Three phone screenshots in the store listing, no tablet shots, no featured banner. The icon is the network's wordmark on a white field. Updated most recently in March 2026, originally launched August 2025.
MISSION ACCOMPLISHED
The channel exists, it's free, and it loads. For a small Adventist-adjacent ministry distributing video to TV, those three facts are the whole product. A viewer at home doesn't need a Roku TV app to find a sermon — they could open YouTube — but having a dedicated tile on the Home screen changes the relationship. The TV becomes a pulpit rather than a search box.
Holding a Roku channel registration also means the network is reachable to anyone who already owns the hardware. That's a meaningful audience for a ministry that would otherwise depend on word-of-mouth and a website.
ROOM TO IMPROVE
There is no on-store description, no schedule, no "what to watch first" surface. A new viewer landing on the tile has to play something to find out what the channel is. A short text intro and a curated welcome row would do more for retention than another sermon upload.

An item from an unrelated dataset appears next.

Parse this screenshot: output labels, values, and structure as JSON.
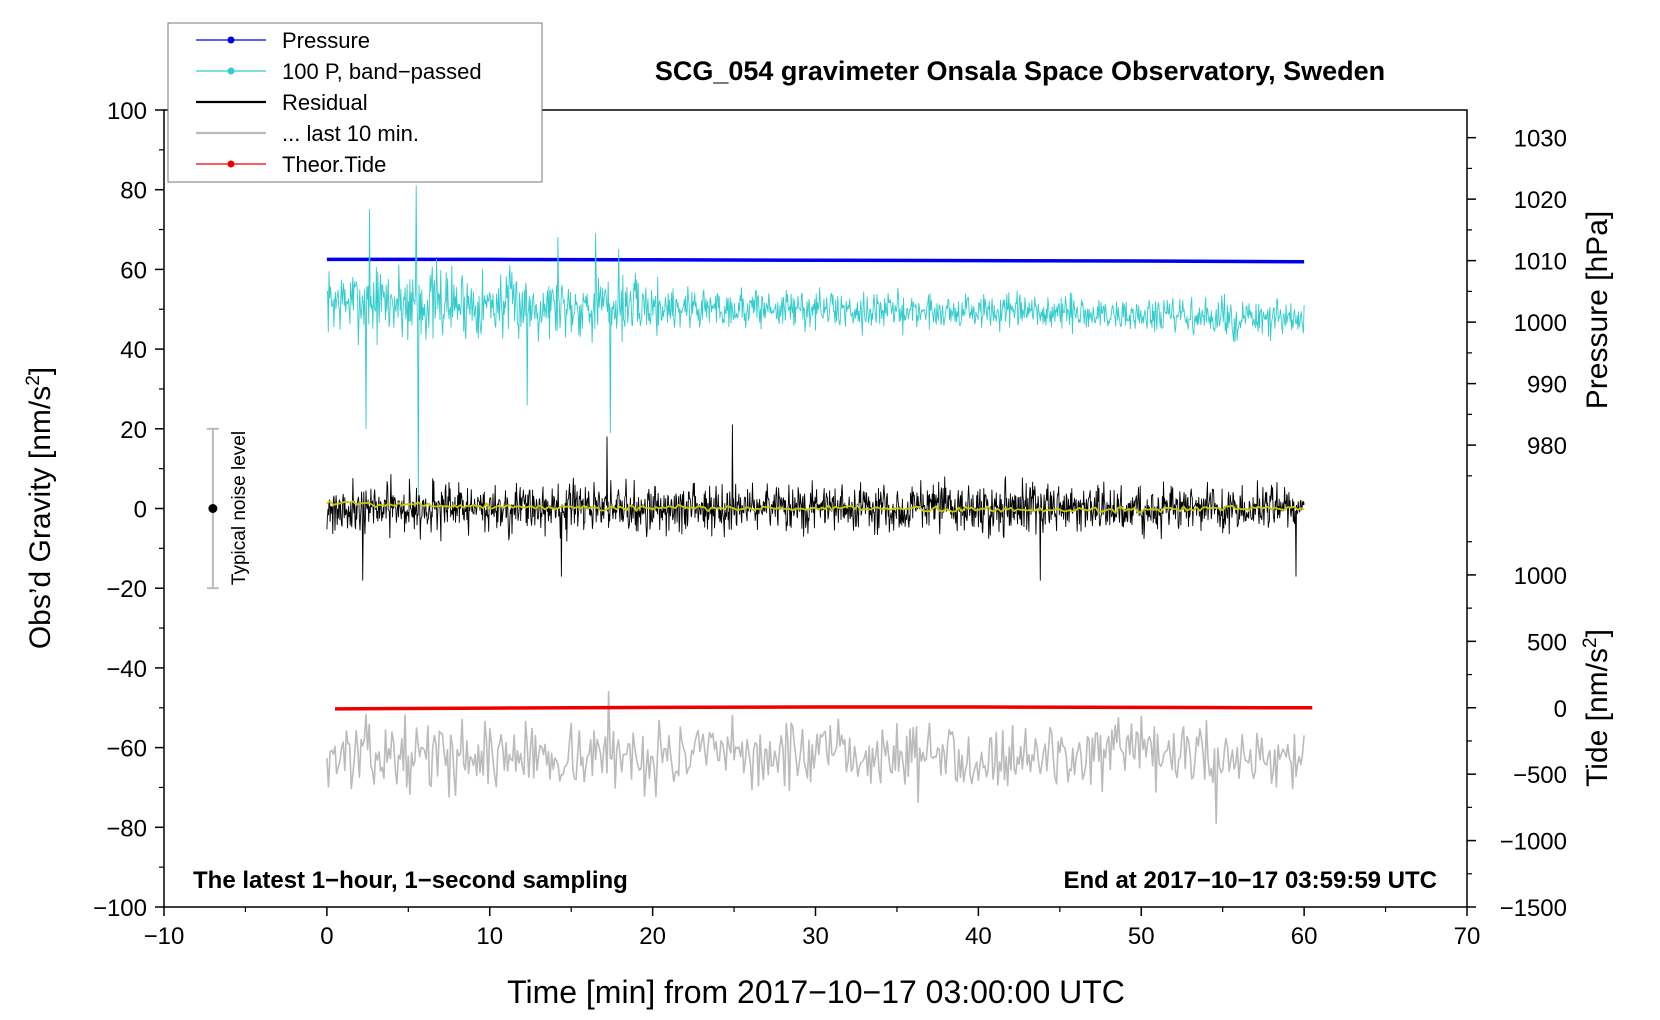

Direct Publisher feeds also don't support live event reminders, audio-only sermon playback, or chapter markers inside a long Bible-study video. If the ministry grows, a custom SceneGraph build with a sermon archive search and an audio-only mode would close the gap to the larger Adventist networks already on Roku.
CONCLUSION
Install if you're part of an Adventist congregation that follows this network's pastors, or if you're curious about smaller-ministry broadcast on Roku. Skip if you want polished production values or a deep on-demand library — Hope Channel and 3ABN are still the bigger doors. Watch for a published programme schedule; that's the upgrade that would move this from useful to recommended.